Childress v. Darby Lumber, Inc., 357 F.3d 1000 (9th Cir. 2004)

Darby Lumber, Inc. (DLI) operated as a lumber mill and manufactured, marketed, and sold finished lumber. DLI owned 100 percent of the stock of Bob Russell Construction (BRC). During the 12 months prior to BRC’s closure, DLI employed 88 employees, each with more than 1,000 hours of employment with the company, and BRC employed 18 employees with more than 1,000 hours of employment. On September 24, 1998, DLI’s general manager placed a written statement in the paychecks of all DLI employees, advising them that due to the financial difficulties of the company, there would be a “major layoff.” The next day, DLI shut down the mill and laid off all of its employees; the employees of BRC were laid off over the next several months. When the former DLI employees filed this lawsuit, alleging a violation of the WARN Act (since fewer than 60 days’ notice of the layoff had been given to them), DLI asserted that the Act did not apply because the company had fewer than 100 full-time employees and in any case one of the statute’s affirmative defenses spared it from liability.

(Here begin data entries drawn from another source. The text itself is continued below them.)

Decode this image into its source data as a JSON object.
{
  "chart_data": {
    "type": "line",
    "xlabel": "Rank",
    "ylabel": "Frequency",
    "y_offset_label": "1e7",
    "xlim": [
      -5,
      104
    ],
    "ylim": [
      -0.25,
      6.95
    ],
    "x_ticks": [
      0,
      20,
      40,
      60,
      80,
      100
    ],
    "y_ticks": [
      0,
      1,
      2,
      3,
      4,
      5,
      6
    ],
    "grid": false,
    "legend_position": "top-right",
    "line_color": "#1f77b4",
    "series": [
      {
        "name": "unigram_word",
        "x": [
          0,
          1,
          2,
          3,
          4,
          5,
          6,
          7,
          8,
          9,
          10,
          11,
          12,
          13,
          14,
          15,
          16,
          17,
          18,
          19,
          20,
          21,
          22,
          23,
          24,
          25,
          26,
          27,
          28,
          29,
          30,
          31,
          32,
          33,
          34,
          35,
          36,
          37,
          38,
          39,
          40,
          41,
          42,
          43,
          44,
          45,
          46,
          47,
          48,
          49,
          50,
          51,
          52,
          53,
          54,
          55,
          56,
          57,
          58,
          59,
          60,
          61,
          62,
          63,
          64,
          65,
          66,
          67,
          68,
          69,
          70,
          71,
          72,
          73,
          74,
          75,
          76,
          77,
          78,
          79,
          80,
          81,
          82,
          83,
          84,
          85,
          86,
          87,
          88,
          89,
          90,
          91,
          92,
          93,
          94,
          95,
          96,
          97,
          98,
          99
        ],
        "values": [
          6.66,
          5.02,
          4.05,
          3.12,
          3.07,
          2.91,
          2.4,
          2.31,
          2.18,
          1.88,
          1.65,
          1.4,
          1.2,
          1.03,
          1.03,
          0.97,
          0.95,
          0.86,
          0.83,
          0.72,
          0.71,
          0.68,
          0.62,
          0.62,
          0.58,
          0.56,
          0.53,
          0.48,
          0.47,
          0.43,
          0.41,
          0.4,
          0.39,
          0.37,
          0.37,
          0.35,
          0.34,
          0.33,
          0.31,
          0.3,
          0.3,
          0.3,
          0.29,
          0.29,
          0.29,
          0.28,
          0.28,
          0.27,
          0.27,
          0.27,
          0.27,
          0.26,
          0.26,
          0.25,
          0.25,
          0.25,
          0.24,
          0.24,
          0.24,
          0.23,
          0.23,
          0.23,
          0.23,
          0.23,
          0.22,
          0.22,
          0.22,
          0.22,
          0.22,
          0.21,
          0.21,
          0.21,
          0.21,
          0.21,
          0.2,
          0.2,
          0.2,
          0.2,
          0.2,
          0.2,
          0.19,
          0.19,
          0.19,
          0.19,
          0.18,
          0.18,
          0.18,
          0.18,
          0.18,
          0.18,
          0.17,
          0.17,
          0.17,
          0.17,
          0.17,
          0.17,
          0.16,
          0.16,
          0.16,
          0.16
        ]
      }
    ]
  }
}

The district court granted the employees 60 days of wages in the amount of $60,345.45 and $123,033.44 in attorney’s fees; the Ninth Circuit affirmed, holding that DLI and BRC were a single employer for purposes of the WARN Act since they had common ownership, management, centralized control of labor relations and interrelation of operations. The Court further held that none of the affirmative defenses under the Act (i.e., good faith, business circumstances, faltering company) protected DLI from liability in this case.